Another approach that we could use is an injection point with some
LOGs that show some information based on what VacuumParams holds.
That would be the cheapest method (no need for any data), and entirely
stable as we would look at the stack.  Perhaps going down to that is
not really necessary for the sake of this thread.

Attached are two patches to have a clean git history:
- 0001 is the basic fix, to-be-applied first on all the branches.
- 0002 is the refactoring, for v19 once it opens up.

What do you think?
--
Michael

Attachment
On Tue, Jun 24, 2025 at 10:18:18AM +0900, Michael Paquier wrote:
> Knowing that I'm indirectly responsible for this mess, I would like to
> take care of that myself.  Would that be OK for you?

I would be grateful if you took care of it.

> Another approach that we could use is an injection point with some
> LOGs that show some information based on what VacuumParams holds.
> That would be the cheapest method (no need for any data), and entirely
> stable as we would look at the stack.  Perhaps going down to that is
> not really necessary for the sake of this thread.

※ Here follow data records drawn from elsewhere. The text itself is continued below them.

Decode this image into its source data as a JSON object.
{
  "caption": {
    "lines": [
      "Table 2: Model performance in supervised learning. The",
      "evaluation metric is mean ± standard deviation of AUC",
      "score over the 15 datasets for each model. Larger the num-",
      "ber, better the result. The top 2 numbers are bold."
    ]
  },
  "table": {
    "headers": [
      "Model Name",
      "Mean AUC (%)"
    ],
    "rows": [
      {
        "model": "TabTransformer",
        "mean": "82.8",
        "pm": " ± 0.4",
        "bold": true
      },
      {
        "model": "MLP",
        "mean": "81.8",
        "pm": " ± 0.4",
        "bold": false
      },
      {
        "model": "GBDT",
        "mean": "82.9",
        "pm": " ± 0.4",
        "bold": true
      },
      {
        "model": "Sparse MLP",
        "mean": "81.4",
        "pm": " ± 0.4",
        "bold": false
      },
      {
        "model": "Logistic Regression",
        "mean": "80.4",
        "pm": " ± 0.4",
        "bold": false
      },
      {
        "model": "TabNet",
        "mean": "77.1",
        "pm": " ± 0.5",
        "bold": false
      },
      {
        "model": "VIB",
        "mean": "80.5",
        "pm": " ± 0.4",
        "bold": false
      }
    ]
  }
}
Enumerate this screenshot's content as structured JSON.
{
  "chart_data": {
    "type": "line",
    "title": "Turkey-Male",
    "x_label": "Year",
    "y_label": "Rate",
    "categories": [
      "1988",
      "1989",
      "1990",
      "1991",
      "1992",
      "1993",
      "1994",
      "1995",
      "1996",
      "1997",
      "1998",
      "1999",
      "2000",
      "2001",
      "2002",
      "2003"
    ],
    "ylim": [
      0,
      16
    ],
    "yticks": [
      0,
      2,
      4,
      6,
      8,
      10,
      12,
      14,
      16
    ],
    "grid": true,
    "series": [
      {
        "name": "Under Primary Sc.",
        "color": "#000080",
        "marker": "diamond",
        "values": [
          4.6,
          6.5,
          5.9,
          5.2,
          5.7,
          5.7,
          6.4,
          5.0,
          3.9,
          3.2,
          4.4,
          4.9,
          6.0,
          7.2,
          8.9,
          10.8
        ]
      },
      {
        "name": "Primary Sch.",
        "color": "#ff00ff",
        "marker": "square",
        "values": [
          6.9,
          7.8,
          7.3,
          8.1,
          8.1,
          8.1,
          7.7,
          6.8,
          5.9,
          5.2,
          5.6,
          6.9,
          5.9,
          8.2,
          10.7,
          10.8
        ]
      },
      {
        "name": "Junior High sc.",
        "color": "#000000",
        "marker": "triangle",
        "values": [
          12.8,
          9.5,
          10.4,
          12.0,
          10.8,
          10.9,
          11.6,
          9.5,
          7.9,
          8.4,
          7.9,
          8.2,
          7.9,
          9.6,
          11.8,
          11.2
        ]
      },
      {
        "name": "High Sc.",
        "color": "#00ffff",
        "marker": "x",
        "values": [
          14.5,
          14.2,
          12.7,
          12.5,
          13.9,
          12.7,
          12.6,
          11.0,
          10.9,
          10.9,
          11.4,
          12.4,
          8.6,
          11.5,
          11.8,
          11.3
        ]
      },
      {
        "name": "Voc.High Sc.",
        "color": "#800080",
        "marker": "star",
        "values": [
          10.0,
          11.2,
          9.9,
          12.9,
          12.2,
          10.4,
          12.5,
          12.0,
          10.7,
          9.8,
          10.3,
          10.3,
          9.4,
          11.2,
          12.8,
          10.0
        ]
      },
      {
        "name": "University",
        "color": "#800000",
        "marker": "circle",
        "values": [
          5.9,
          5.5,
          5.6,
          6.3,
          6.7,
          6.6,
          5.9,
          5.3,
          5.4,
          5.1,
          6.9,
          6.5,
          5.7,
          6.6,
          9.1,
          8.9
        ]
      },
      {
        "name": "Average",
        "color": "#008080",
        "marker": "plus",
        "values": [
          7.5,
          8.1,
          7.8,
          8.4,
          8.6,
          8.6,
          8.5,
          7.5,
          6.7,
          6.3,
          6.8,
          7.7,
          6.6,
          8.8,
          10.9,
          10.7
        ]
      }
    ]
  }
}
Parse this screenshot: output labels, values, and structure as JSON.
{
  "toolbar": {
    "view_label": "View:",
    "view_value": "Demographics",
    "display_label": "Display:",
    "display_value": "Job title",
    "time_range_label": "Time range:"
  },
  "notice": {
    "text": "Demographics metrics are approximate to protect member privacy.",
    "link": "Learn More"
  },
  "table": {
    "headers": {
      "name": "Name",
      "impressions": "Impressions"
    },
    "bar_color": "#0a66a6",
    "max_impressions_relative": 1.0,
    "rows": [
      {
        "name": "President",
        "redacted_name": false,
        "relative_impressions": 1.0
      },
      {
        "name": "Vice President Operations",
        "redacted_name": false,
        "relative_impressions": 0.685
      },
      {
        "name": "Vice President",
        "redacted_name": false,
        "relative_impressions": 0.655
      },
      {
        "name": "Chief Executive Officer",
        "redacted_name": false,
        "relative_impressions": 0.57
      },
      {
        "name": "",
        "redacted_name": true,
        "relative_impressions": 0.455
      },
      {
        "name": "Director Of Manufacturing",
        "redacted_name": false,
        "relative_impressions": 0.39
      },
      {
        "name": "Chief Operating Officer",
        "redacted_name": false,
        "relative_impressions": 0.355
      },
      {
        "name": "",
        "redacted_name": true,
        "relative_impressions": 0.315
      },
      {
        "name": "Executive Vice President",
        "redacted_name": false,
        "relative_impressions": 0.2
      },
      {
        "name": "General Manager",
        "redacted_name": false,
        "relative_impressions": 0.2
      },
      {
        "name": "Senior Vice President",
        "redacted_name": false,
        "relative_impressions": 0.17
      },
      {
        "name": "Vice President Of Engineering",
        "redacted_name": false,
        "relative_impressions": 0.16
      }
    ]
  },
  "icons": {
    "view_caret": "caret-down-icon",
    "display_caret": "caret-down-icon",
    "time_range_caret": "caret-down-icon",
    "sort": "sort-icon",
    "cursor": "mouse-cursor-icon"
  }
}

+1 for this.  I did something similar to verify the other bugs I reported,
and this seems far easier to maintain than potentially-unstable tests that
require lots of setup and that depend on secondary effects.

-- 
nathan



On Wed, Jun 25, 2025 at 10:31:35AM +0900, Michael Paquier wrote:
> On Tue, Jun 24, 2025 at 11:30:13AM -0500, Nathan Bossart wrote:
>> On Tue, Jun 24, 2025 at 10:18:18AM +0900, Michael Paquier wrote:
>> > Knowing that I'm indirectly responsible for this mess, I would like to
>> > take care of that myself.  Would that be OK for you?
>> 
>> I would be grateful if you took care of it.
> 
> Okay, applied the main fix down to v13 then.

Thanks!

> Attached is the remaining patch for HEAD, planned once v19 opens, and
> the tests I have used on the back-branches as a txt to not confuse the
> CI, for reference.

Looks reasonable to me.

-- 
nathan